Saat itu adalah Sabtu 12 Juli 2008, pagi hari pukul 09.30 WIB. Saatnya saya pulang setelah menjalani tugas piket malam di markas detikcom. Saat motor saya melintas di perempatan Ragunan, ponsel saya berdering.
"Fay, ada mayat di belakang Ragunan, elo liputan lagi dong. Posisi ente paling deket tuh. Ntar Ari nyusul ente ke sono. Baru deh ente balik," kata Mas Djoko, korlip saya dari ujung sambungan telepon.
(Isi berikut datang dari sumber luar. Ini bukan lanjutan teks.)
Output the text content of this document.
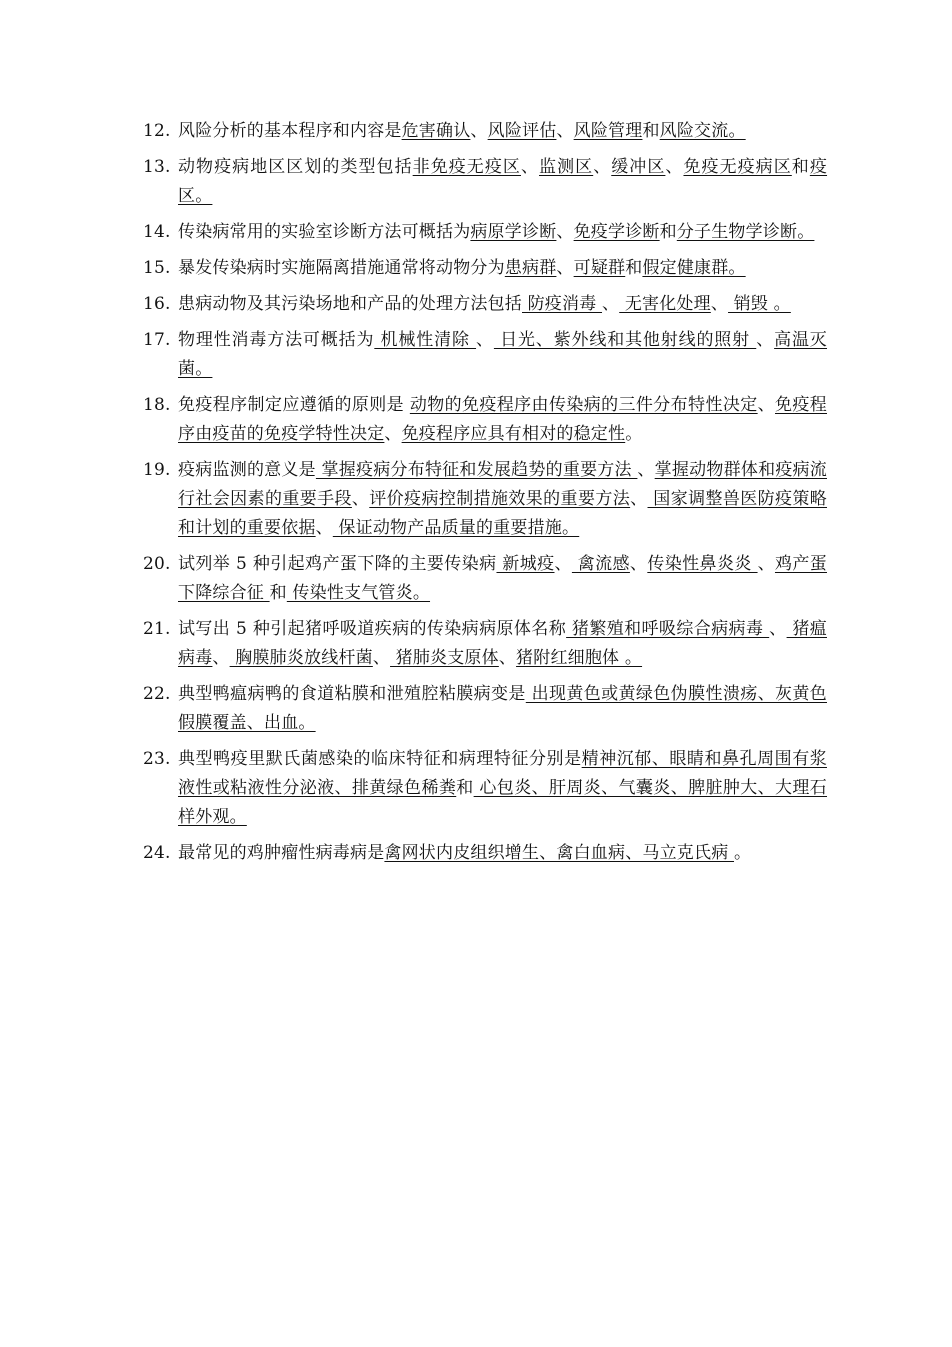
12. 风险分析的基本程序和内容是危害确认、风险评估、风险管理和风险交流。
13. 动物疫病地区区划的类型包括非免疫无疫区、监测区、缓冲区、免疫无疫病区和疫区。
14. 传染病常用的实验室诊断方法可概括为病原学诊断、免疫学诊断和分子生物学诊断。
15. 暴发传染病时实施隔离措施通常将动物分为患病群、可疑群和假定健康群。
16. 患病动物及其污染场地和产品的处理方法包括 防疫消毒 、 无害化处理、 销毁 。
17. 物理性消毒方法可概括为 机械性清除 、 日光、紫外线和其他射线的照射 、高温灭菌。
18. 免疫程序制定应遵循的原则是 动物的免疫程序由传染病的三件分布特性决定、免疫程序由疫苗的免疫学特性决定、免疫程序应具有相对的稳定性。
19. 疫病监测的意义是 掌握疫病分布特征和发展趋势的重要方法 、掌握动物群体和疫病流行社会因素的重要手段、评价疫病控制措施效果的重要方法、 国家调整兽医防疫策略和计划的重要依据、 保证动物产品质量的重要措施。
20. 试列举 5 种引起鸡产蛋下降的主要传染病 新城疫、 禽流感、传染性鼻炎炎 、鸡产蛋下降综合征 和 传染性支气管炎。
21. 试写出 5 种引起猪呼吸道疾病的传染病病原体名称 猪繁殖和呼吸综合病病毒 、 猪瘟病毒、 胸膜肺炎放线杆菌、 猪肺炎支原体、猪附红细胞体 。
22. 典型鸭瘟病鸭的食道粘膜和泄殖腔粘膜病变是 出现黄色或黄绿色伪膜性溃疡、灰黄色假膜覆盖、出血。
23. 典型鸭疫里默氏菌感染的临床特征和病理特征分别是精神沉郁、眼睛和鼻孔周围有浆液性或粘液性分泌液、排黄绿色稀粪和 心包炎、肝周炎、气囊炎、脾脏肿大、大理石样外观。
24. 最常见的鸡肿瘤性病毒病是禽网状内皮组织增生、禽白血病、马立克氏病 。
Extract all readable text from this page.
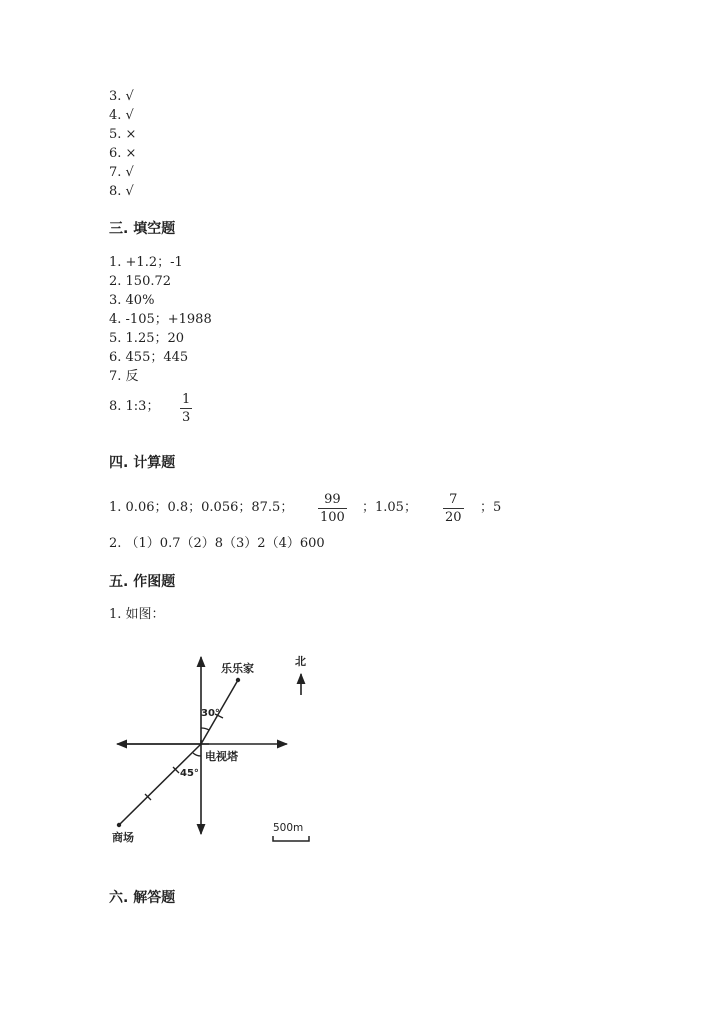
3. √
4. √
5. ×
6. ×
7. √
8. √
三. 填空题
1. +1.2；-1
2. 150.72
3. 40%
4. -105；+1988
5. 1.25；20
6. 455；445
7. 反
8. 1:3； 1
3
四. 计算题
1. 0.06；0.8；0.056；87.5；
99
100
；1.05；
7
20
；5
2. （1）0.7（2）8（3）2（4）600
五. 作图题
1. 如图：
乐乐家
北
30°
电视塔
45°
商场
500m
六. 解答题
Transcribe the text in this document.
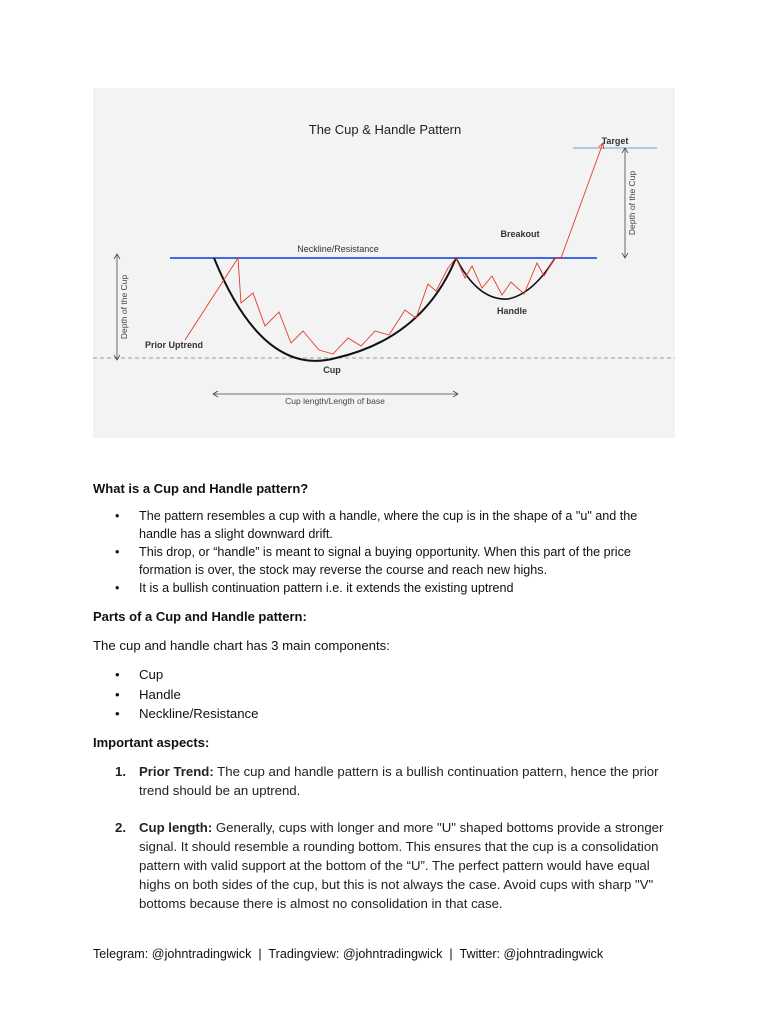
The Cup & Handle Pattern
Depth of the Cup
Depth of the Cup
Cup length/Length of base
Target
Breakout
Neckline/Resistance
Handle
Prior Uptrend
Cup
What is a Cup and Handle pattern?
• The pattern resembles a cup with a handle, where the cup is in the shape of a "u" and the handle has a slight downward drift.
• This drop, or “handle” is meant to signal a buying opportunity. When this part of the price formation is over, the stock may reverse the course and reach new highs.
• It is a bullish continuation pattern i.e. it extends the existing uptrend
Parts of a Cup and Handle pattern:
The cup and handle chart has 3 main components:
• Cup
• Handle
• Neckline/Resistance
Important aspects:
1. Prior Trend: The cup and handle pattern is a bullish continuation pattern, hence the prior trend should be an uptrend.
2. Cup length: Generally, cups with longer and more "U" shaped bottoms provide a stronger signal. It should resemble a rounding bottom. This ensures that the cup is a consolidation pattern with valid support at the bottom of the “U”. The perfect pattern would have equal highs on both sides of the cup, but this is not always the case. Avoid cups with sharp "V" bottoms because there is almost no consolidation in that case.
Telegram: @johntradingwick  |  Tradingview: @johntradingwick  |  Twitter: @johntradingwick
Walaupun habis begadang semalaman, tapi wartawan detikcom harus siap tempur. Walaupun badan lelah, tapi kalau kondisi genting dan belum ada wartawan yang siap, dan posisi sayang paling memungkinkan, saya siap liputan lagi! (Pasang baterai cadangan di jantung hehehe).
TKP-nya di Jl Kebagusan, dekat kantor IM2 dan SDN 14 Ragunan. Warga berkerumun di luar Police Line, dengan menunjukkan kartu wartawan, saya minta izin mendekat. Ada beberapa lembaran koran menutupi potongan tubuh yang tersebar di beberapa tempat. Wah, dimutilasi nih!
Kok santai aja Fay, lihat mayat dipotong-potong gitu? Hmmm, ada proses pembelajarannya. Kalau saya wartawan newbie, mungkin muntah-muntah juga.
Usai mengambil gambar, ada polisi nyeletuk, "Korban ganteng nih." Voilla! Itu adalah kode profiler nomor 1 yang saya sebut di atas. Pelakunya diduga gay. Penemuan mayat pagi itu menjadi awal dari terungkapnya kasus pembunuh berantai paling sadis di Indonesia: Ryan si Jagal Jombang, seorang gay.
Kasus kedua: Bocah kelas V SD di Jakarta Timur mengalami peradangan dan meninggal. Polisi menemukan tanda korban pernah diperkosa. Pelaku? Berdasarkan profiler nomor 2, pelakunya kalau bukan keluarga, ya tetangga. Belakangan diketahui, pelaku adalah ayahnya sendiri.
Dengan belajar mempelajari profiler dari kasus-kasus kriminal, wartawan terbantu membayangkan bagaimana suatu berita kriminal yang akan ditulisnya bergulir ke arah mana. Menjadi wartawan, artinya kita juga belajar berpikir seperti detektif!